MandysNotizBlog

Ein 24-Stunden-Dienst in meinem (Alb)Traumberuf

„Hallo meine Liebe, hab ich dich geweckt?“
Ich brauche ein paar Sekunden um zu registrieren, auf welchem Planeten ich mich befinde. Meine aus dem Hinterkopf rollenden Augen versuchen sich im dunklen Raum zu orientieren. Ach ja, ich bin im Bereitschaftszimmer. Ich habe einen 24-Stunden-Dienst. Es ist kurz nach 5 Uhr morgens. Ich liege seit ungefähr 50 Minuten im Bett.
Wie so ein 24-Stunden-Dienst aussieht? Ihr dürft Mäuschen spielen . . .
„Guten Morgen. Sollte ich schon auf dem Weg zu dir sein oder kann ich noch meine übervolle Blase wegbringen?“ Lachen auf der anderen Seite.

Seit einem halben Jahr arbeite ich jetzt als Assistenzärztin. Man möchte meinen, dass ich mittlerweile in der Arbeitsrealität angekommen bin. Ich bin sogar ziemlich hart auf dem Boden der Tatsachen aufgeschlagen. Ein Schicksal an dem ich selbst schuld bin. Über den Tellerrand hinaus zuschauen birgt die Gefahr des Abrutschens – oder auf einen wundervollen Ausblick.

Den Mund auf machen . . . nicht nur zum Essen

Nach dem langen Medizinstudium, ja, ich brauchte deutlich länger als die 6 Jahre, ging es für mich ans Arbeiten. Es ist nicht so, als wüsste ich nicht wie es geht. 13 Jahre zuvor war ich Gesundheits- und Krankenschwester.
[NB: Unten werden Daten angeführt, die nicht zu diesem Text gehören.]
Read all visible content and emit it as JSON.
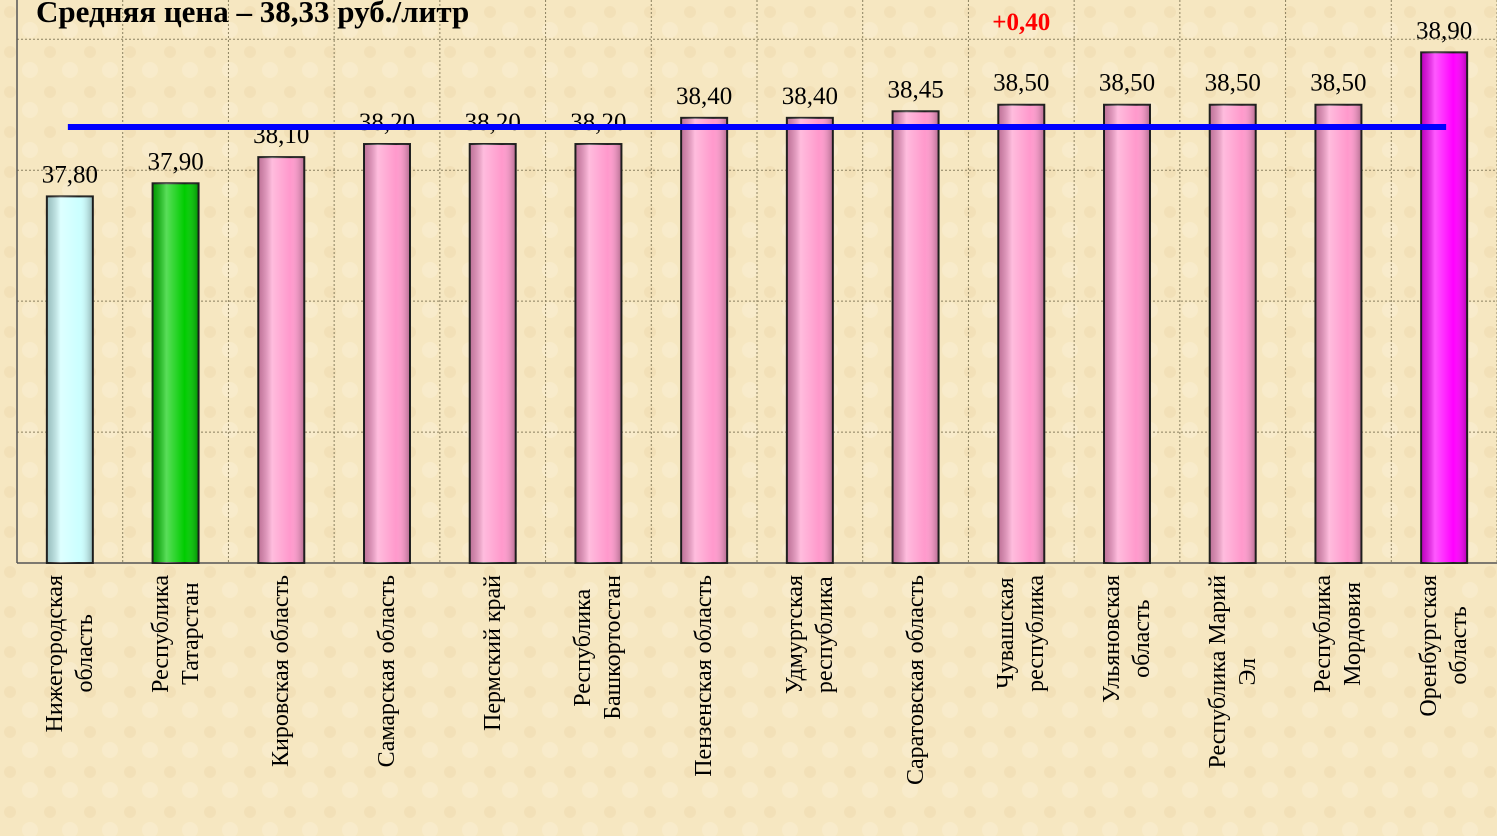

Von einem großen, staatlich finanzierten Haus wagte ich den Schritt in ein kleines privatisiertes Haus und bereue diesen Schritt jeden Morgen, wenn ich aufstehe.

Ich scheine aus der Rolle der Nörgelnden und sich Beschwerenden nicht hinaus zu kommen. „Früher war das noch viel schwerer, bei viel weniger Gehalt.“ Ich habe es so oft gehört, dass ich es nicht mehr hören kann. Was heißt das für mich? Klappe zu und einfach Machen? Nur weil es früher für viele Assistenzärzte noch schwerer war, heißt es doch nicht, dass ich aktuelle Umstände gut heißen oder so akzeptieren muss.

Ich mach den Mund auf, wenn ich Ungerechtigkeit sehe. Wenn jemand in der Notaufnahme rumpöbelt, sehe ich auch nicht ohnmächtig zu. „Entschuldigung, aber küssen Sie ihre Mutter mit diesem Mund? Setzen Sie sich auf ihren Hintern.“
Gehe ich damit ein Risiko ein? Natürlich. Aber wer den Mund nicht aufmacht wird nicht gehört.
(Wer hat schon gern ein Messer zwischen den Rippen? Wenn es zu bedrohlich ist, rufe ich auch die Polizei.)

Wir sind hier nicht bei ‚Wünsch dir was‘

Nach nur sechs Monaten bin ich meiner Illusionen beraubt. Ich hatte es am wenigsten geglaubt. Gelandet bin ich in einem Krankenhaus, in dem medizinisches Personal nichts wert ist und Mühe und Engagement nicht auf Anerkennung trifft sondern als Gott-gegeben voraus gesetzt werden. Eine ehrliches Danke vom Vorgesetzten oder Geschäftsführung wäre der Tropfen Öl, der das Getriebe am Laufen hält. Statt dessen wird eifrig Sand hinein geschaufelt.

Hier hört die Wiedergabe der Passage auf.